Comunicato Stampa del Comitato torinese NO PILLON

Dal 2011 il 28 settembre è la giornata internazionale dell’aborto sicuro per ricordare la prima giornata di azione per la depenalizzazione dell’aborto in America Latina e i Caraibi nel 1990.

Da tempo l’Onu ha esortato i governi di tutto il mondo a depenalizzare l’aborto e assicurare ad ogni donna la libertà di poter scegliere autonomamente sulla sua gravidanza. Infatti nei Paesi in cui le donne hanno il diritto di interrompere una gravidanza indesiderata e hanno accesso a tutti i metodi di contraccezione, si registrano i tassi più bassi di aborto.
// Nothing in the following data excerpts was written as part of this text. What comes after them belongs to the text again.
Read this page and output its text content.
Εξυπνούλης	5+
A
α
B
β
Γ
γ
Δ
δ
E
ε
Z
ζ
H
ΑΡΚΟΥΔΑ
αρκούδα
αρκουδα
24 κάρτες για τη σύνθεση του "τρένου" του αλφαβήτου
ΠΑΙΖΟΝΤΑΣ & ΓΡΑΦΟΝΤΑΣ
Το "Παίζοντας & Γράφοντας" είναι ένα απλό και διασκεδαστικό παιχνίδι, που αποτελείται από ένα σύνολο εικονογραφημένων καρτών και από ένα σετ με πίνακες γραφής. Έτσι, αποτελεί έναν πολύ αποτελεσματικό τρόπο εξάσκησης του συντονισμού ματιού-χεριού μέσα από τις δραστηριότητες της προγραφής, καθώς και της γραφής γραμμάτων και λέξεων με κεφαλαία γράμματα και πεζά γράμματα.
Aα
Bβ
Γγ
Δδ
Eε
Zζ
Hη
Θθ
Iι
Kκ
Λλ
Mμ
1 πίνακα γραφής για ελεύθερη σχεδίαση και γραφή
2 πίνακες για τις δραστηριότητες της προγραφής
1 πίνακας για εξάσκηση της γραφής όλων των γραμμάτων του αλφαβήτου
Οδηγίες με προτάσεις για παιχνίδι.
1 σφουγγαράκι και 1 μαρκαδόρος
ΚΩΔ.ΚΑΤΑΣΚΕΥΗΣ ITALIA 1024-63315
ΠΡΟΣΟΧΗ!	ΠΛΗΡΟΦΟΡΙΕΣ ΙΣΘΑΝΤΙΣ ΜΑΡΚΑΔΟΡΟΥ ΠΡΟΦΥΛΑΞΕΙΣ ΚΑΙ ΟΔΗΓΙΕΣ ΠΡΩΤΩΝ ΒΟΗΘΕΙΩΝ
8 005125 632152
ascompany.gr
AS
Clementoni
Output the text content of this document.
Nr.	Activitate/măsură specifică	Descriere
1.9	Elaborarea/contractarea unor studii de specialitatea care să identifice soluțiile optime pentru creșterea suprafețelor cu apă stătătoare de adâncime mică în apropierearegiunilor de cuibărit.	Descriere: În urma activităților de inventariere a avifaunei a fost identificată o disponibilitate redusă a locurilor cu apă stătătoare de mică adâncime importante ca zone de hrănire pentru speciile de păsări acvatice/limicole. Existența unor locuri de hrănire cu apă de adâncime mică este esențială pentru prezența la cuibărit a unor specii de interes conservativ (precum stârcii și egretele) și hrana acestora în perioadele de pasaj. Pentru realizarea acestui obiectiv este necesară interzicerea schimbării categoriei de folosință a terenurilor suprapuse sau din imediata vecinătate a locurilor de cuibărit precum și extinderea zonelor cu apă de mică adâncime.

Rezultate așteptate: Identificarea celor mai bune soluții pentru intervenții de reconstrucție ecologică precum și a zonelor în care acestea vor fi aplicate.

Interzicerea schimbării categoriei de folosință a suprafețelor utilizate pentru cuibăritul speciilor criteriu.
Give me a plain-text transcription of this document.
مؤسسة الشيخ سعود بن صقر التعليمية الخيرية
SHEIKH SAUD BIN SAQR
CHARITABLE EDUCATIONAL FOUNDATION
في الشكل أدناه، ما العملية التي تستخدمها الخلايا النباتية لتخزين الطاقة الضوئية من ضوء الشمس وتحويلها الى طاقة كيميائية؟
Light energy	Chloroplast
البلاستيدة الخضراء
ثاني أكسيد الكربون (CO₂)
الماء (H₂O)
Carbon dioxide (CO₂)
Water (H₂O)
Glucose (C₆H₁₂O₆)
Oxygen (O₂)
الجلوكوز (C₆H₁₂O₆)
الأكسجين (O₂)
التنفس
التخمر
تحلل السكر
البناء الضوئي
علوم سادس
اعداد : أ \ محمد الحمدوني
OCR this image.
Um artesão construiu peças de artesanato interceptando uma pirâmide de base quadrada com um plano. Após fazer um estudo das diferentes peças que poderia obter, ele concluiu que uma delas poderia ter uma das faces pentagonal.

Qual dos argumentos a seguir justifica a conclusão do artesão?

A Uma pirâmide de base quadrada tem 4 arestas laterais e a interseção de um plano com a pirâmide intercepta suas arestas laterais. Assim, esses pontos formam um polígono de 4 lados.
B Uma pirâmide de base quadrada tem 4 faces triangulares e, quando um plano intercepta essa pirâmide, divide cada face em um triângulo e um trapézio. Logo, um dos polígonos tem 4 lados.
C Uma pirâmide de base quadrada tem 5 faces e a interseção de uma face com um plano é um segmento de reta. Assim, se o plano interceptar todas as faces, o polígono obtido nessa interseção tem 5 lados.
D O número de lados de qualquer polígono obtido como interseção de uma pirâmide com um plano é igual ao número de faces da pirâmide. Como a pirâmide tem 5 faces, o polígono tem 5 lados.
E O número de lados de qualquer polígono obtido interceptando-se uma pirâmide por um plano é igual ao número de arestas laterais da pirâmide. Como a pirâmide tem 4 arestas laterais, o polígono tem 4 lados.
Per questo nei mesi scorsi anche il movimento delle donne e sindacale italiano ha sostenuto la mobilitazione delle donne polacche contro la riproposizione da parte del Governo e Parlamento polacco di una proposta di legge che esclude l’aborto anche per le donne vittime di stupro e per quelle con gravi problemi di salute, oltre a vietare l’insegnamento dell’educazione sessuale nelle scuole.

In Italia il Ministero della Salute, dopo le forti richieste delle donne in questi anni, ha sollecitato i necessari adeguamenti agli standard degli altri Paesi: ad agosto di quest’anno il Consiglio Superiore di Sanità ha emanato le nuove Linee di indirizzo che consentono l’interruzione volontaria di gravidanza con metodo farmacologico fino a 63 giorni di gestazione ed in regime ambulatoriale o di day hospital.

Fino ad oggi invece l’utilizzo di questa metodica era consentito solo fino a 49 giorni di gestazione e esclusivamente in regime di ricovero ospedaliero. Riteniamo questa scelta molto importante! In questo modo si promuove l’appropriatezza clinico-assistenziale, il ricorso a tecniche più moderne, più rispettose dell’integrità e della salute delle donne, quindi meno rischiose, e si ripropone la centralità dei consultori e dei servizi territoriali a supporto della salute delle donne come previsto dalla legge 194/78.

Affinché si possano rendere davvero effettive ed efficaci queste linee di indirizzo, è necessario a Torino e in tutto il Piemonte investire nella formazione dei professionisti, nell’adeguamento della rete dei consultori rispetto agli standard previsti (numero per abitanti, numero e tipo di operatori e prestazioni offerte) a livello nazionale. Per questi motivi chiediamo alla Regione Piemonte investimenti e non parole senza cognizione di causa da parte di alcuni rappresentanti politici locali che manifestano soltanto la loro cultura/ideologia patriarcale.

Inoltre è necessario che la Regione dia attuazione alla delibera n. 211 approvata dal Consiglio regionale del Piemonte il 3 luglio 2018 che, prima in Italia, sancisce il dovere delle strutture sanitarie di assicurare il diritto all’interruzione di gravidanza, assegna alla Regione il controllo sull’attuazione della legge 194/78 e sancisce la gratuità della contraccezione. Per noi è importante la prevenzione e la libera scelta delle donne nell’ottica di tutela della salute.

Per questo non smetteremo mai di vigilare sull’effettiva applicazione della legge 194 e delle nuove linee di indirizzo e di rivendicare il diritto alla prevenzione, all’autodeterminazione e alla salute delle donne attraverso il rafforzamento dei servizi pubblici territoriali.